Montana is one of the first to strongly defy the mandates of the failed No Child Left Behind program. So to maintain federal control of education, the Obama administration is introducing a waiver program to deal with the problem -- sidestepping Congress in doing so.
"So, the administration is saying, 'We don't care what Congress wants,'" notes Neal McCluskey of the Cato Institute. "Congress hasn't acted as fast as the president says that it should, so the president's just saying, 'We'll make laws, and Congress will have to catch up to us.' Of course, this is federally unconstitutional."

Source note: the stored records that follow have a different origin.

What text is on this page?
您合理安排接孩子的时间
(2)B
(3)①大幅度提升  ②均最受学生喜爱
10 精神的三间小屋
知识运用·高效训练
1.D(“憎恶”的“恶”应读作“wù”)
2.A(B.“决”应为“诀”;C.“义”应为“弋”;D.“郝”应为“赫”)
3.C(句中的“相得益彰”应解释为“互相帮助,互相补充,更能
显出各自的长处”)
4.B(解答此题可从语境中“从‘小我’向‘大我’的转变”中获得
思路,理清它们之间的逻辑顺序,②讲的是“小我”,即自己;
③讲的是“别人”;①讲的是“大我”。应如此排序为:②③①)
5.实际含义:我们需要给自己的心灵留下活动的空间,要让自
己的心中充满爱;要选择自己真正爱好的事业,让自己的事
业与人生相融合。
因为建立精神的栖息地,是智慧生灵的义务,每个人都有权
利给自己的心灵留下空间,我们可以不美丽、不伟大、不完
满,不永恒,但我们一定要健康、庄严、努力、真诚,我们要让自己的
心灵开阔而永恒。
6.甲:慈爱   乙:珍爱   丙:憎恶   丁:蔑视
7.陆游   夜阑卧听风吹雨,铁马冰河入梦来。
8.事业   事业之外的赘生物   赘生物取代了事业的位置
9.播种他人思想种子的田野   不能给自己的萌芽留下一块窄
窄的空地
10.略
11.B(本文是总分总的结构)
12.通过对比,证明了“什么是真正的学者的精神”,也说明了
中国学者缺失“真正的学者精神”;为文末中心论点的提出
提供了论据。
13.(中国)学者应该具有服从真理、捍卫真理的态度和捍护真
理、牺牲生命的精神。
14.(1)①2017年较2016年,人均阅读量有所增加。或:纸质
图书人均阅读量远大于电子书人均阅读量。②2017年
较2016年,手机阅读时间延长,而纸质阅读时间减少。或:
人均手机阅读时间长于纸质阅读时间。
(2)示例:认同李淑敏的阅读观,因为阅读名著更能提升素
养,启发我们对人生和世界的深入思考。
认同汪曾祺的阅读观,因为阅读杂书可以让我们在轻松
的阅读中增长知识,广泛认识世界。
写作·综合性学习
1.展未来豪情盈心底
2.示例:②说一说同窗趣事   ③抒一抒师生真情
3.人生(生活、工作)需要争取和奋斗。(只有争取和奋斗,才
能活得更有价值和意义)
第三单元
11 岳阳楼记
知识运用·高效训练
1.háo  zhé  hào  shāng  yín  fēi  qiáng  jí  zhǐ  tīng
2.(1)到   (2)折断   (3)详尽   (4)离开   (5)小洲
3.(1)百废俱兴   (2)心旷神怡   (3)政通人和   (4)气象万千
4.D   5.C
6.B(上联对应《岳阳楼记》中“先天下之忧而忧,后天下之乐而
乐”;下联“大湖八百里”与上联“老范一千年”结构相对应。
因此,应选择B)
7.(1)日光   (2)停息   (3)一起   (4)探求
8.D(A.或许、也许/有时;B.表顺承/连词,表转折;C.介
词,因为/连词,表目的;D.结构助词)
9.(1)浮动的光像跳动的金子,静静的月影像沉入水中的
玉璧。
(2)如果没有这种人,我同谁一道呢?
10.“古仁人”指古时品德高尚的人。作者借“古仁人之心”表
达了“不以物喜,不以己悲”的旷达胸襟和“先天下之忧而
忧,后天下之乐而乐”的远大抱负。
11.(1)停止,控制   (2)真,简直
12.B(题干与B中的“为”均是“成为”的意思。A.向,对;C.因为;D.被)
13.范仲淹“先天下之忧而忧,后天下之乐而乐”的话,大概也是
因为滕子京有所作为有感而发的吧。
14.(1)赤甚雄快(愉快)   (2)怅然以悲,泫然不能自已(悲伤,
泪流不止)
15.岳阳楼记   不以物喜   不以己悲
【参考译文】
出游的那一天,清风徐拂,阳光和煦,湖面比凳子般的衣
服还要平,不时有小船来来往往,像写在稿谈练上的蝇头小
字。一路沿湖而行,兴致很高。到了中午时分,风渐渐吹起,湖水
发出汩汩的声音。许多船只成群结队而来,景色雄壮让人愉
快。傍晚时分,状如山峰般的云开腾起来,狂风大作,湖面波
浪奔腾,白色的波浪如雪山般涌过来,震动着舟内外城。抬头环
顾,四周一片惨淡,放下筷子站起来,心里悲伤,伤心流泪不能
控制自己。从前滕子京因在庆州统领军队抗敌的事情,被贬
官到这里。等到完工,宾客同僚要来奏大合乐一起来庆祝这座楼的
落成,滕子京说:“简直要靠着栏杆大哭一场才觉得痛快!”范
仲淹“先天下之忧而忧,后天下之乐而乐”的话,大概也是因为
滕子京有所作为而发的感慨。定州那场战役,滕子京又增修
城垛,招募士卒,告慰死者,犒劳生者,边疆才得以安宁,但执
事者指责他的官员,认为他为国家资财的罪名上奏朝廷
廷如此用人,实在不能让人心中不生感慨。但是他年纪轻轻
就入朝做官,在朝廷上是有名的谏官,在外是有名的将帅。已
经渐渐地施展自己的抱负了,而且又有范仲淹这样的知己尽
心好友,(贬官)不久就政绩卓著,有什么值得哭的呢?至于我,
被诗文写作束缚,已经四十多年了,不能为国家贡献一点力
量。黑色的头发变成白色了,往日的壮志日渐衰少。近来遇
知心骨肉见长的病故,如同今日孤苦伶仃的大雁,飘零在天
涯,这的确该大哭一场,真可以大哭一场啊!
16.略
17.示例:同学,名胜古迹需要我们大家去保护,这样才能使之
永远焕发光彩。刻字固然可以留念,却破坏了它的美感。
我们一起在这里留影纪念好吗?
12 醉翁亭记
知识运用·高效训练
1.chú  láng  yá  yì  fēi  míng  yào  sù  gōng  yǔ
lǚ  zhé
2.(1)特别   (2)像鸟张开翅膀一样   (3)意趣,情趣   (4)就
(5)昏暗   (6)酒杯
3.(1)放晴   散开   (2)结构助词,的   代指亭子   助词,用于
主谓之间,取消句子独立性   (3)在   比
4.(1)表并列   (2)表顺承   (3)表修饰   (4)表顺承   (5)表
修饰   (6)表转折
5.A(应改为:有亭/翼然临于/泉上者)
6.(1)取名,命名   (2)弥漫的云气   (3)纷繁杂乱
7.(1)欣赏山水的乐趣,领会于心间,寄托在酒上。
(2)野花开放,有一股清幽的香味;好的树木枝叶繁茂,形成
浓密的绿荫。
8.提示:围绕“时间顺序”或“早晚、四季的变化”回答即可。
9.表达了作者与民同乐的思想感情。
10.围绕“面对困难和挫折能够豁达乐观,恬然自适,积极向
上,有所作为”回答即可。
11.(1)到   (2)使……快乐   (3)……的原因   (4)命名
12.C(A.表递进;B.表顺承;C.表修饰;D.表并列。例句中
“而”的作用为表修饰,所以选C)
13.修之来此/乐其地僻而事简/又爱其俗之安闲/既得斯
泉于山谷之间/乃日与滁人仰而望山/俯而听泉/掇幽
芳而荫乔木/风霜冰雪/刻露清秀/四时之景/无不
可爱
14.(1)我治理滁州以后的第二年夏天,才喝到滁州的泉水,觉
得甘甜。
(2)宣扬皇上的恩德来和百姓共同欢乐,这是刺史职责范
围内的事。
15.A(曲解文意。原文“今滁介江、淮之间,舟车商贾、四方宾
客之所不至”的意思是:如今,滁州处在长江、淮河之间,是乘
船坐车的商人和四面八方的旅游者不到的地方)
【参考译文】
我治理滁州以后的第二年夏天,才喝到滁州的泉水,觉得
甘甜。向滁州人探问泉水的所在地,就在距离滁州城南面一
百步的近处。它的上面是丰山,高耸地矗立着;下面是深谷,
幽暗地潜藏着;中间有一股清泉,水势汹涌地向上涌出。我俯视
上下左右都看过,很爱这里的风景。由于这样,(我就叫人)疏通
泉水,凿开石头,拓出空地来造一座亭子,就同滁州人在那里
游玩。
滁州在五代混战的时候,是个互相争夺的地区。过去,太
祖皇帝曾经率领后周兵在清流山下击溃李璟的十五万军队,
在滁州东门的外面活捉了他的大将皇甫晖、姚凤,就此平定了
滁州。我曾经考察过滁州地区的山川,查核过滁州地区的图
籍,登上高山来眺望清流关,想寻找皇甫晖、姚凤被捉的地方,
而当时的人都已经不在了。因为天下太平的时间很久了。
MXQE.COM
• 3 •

John Kline, head of the House Committee on Education, has confronted Secretary Duncan about usurping legislators, but to no avail.
"Libertarians and many conservatives have been saying for a long time this is what happens when you violate the Constitution and you give the federal government powers that it is not granted. It will use them, it will consolidate it, it will abuse them, and you move further and further toward, we're obviously not a dictatorship yet, but you get a lot closer to that," McCluskey warns.
Because the waiver program is not fully in place, Secretary Duncan has relented and struck a deal with Montana to avoid a public showdown.